At least it feels like that's what they're all saying.

Now I need to decide (again) whether I want do all this work and pay for it all without financial aid if maybe it won't even be worth it in the end. It looks like, just based on this email, Loyola is out of the running. I don't want to rack up another $30k in college debt at this stage in my life, and even if I did, I don't want to take a ton of prerequisites. The Truman degree is possibly financially doable ($5000 is a lot of money, plus books and fees and time off work, but it's no $30K). But I don't want to get a degree that will have me coming back in a few years to turn it into something more viable. I want to be done with school yesterday.

Part of me wants to drop my classes and just try even harder to get a massage job that pays better -- either a combination of teaching and clinical work, or just take this time to rethink the whole thing. It just seems like pursuing this career with everything I know now doesn't make any sense. And taking these classes is costing me time and money -- time I could be spending doing a play, or seeing patients, or continuing my Spanish, or doing something I know will be rewarding.

I spent some time this weekend considering my life choices and my future. I thought about whether at a certain age it becomes pathetic to be doing storefront theatre without any pay worth speaking of, without health insurance, constantly fretting about next month's rent, spending five months of the year wishing I could go for a walk without the wind tearing my face off.
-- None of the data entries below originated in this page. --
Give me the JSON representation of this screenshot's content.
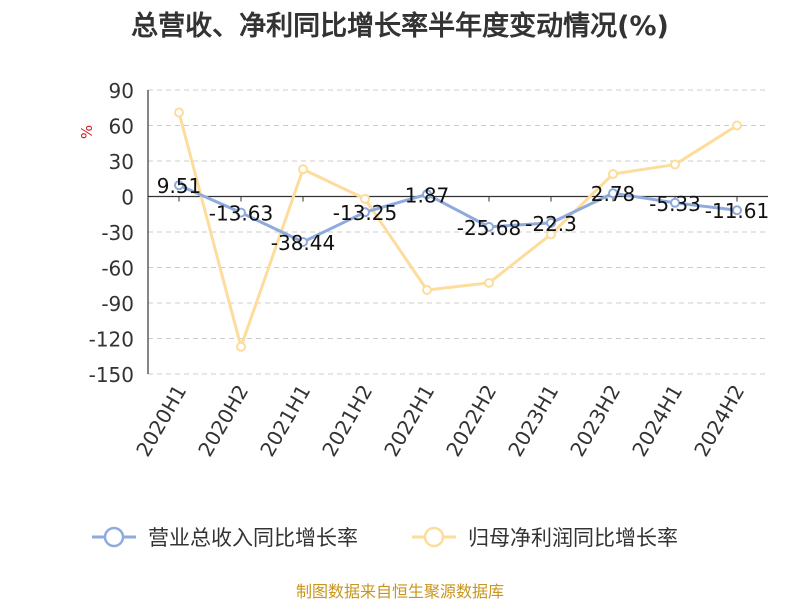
{
  "chart_data": {
    "type": "line",
    "title": "总营收、净利同比增长率半年度变动情况(%)",
    "ylabel": "%",
    "xlabel": "",
    "categories": [
      "2020H1",
      "2020H2",
      "2021H1",
      "2021H2",
      "2022H1",
      "2022H2",
      "2023H1",
      "2023H2",
      "2024H1",
      "2024H2"
    ],
    "ylim": [
      -150,
      90
    ],
    "yticks": [
      90,
      60,
      30,
      0,
      -30,
      -60,
      -90,
      -120,
      -150
    ],
    "grid": true,
    "legend_position": "bottom",
    "series": [
      {
        "name": "营业总收入同比增长率",
        "color": "#8faadc",
        "values": [
          9.51,
          -13.63,
          -38.44,
          -13.25,
          1.87,
          -25.68,
          -22.3,
          2.78,
          -5.33,
          -11.61
        ],
        "labels": [
          "9.51",
          "-13.63",
          "-38.44",
          "-13.25",
          "1.87",
          "-25.68",
          "-22.3",
          "2.78",
          "-5.33",
          "-11.61"
        ]
      },
      {
        "name": "归母净利润同比增长率",
        "color": "#fddc9c",
        "values": [
          71,
          -127,
          23,
          -2,
          -79,
          -73,
          -32,
          19,
          27,
          60
        ]
      }
    ]
  },
  "footer": {
    "source": "制图数据来自恒生聚源数据库"
  }
}
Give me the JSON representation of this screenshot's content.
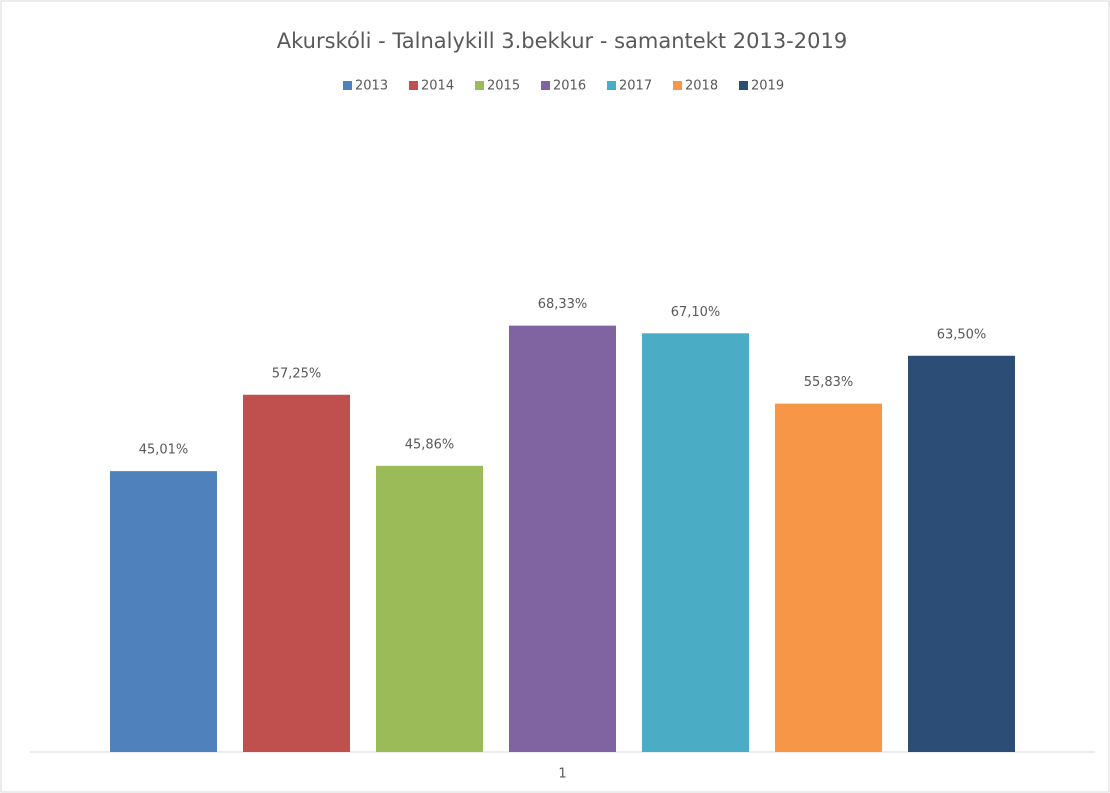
{
  "chart_data": {
    "type": "bar",
    "title": "Akurskóli - Talnalykill 3.bekkur - samantekt 2013-2019",
    "categories": [
      "1"
    ],
    "series": [
      {
        "name": "2013",
        "color": "#4f81bd",
        "values": [
          45.01
        ],
        "value_labels": [
          "45,01%"
        ]
      },
      {
        "name": "2014",
        "color": "#c0504d",
        "values": [
          57.25
        ],
        "value_labels": [
          "57,25%"
        ]
      },
      {
        "name": "2015",
        "color": "#9bbb59",
        "values": [
          45.86
        ],
        "value_labels": [
          "45,86%"
        ]
      },
      {
        "name": "2016",
        "color": "#8064a2",
        "values": [
          68.33
        ],
        "value_labels": [
          "68,33%"
        ]
      },
      {
        "name": "2017",
        "color": "#4bacc6",
        "values": [
          67.1
        ],
        "value_labels": [
          "67,10%"
        ]
      },
      {
        "name": "2018",
        "color": "#f79646",
        "values": [
          55.83
        ],
        "value_labels": [
          "55,83%"
        ]
      },
      {
        "name": "2019",
        "color": "#2c4d75",
        "values": [
          63.5
        ],
        "value_labels": [
          "63,50%"
        ]
      }
    ],
    "ylim": [
      0,
      100
    ],
    "legend": "top"
  }
}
I love doing massage, but it's hand-to-mouth and I'm afraid it always will be. I had a fantasy of my life once being filled with travel, adventure, great parts to play, and things I just couldn't wait to do. When I was about ten I came up with my definition of how to be happy and avoid depression: "Always having something to look forward to."

I hate to be maudlin, but right now I'm hard pressed to come up with a list of things like that.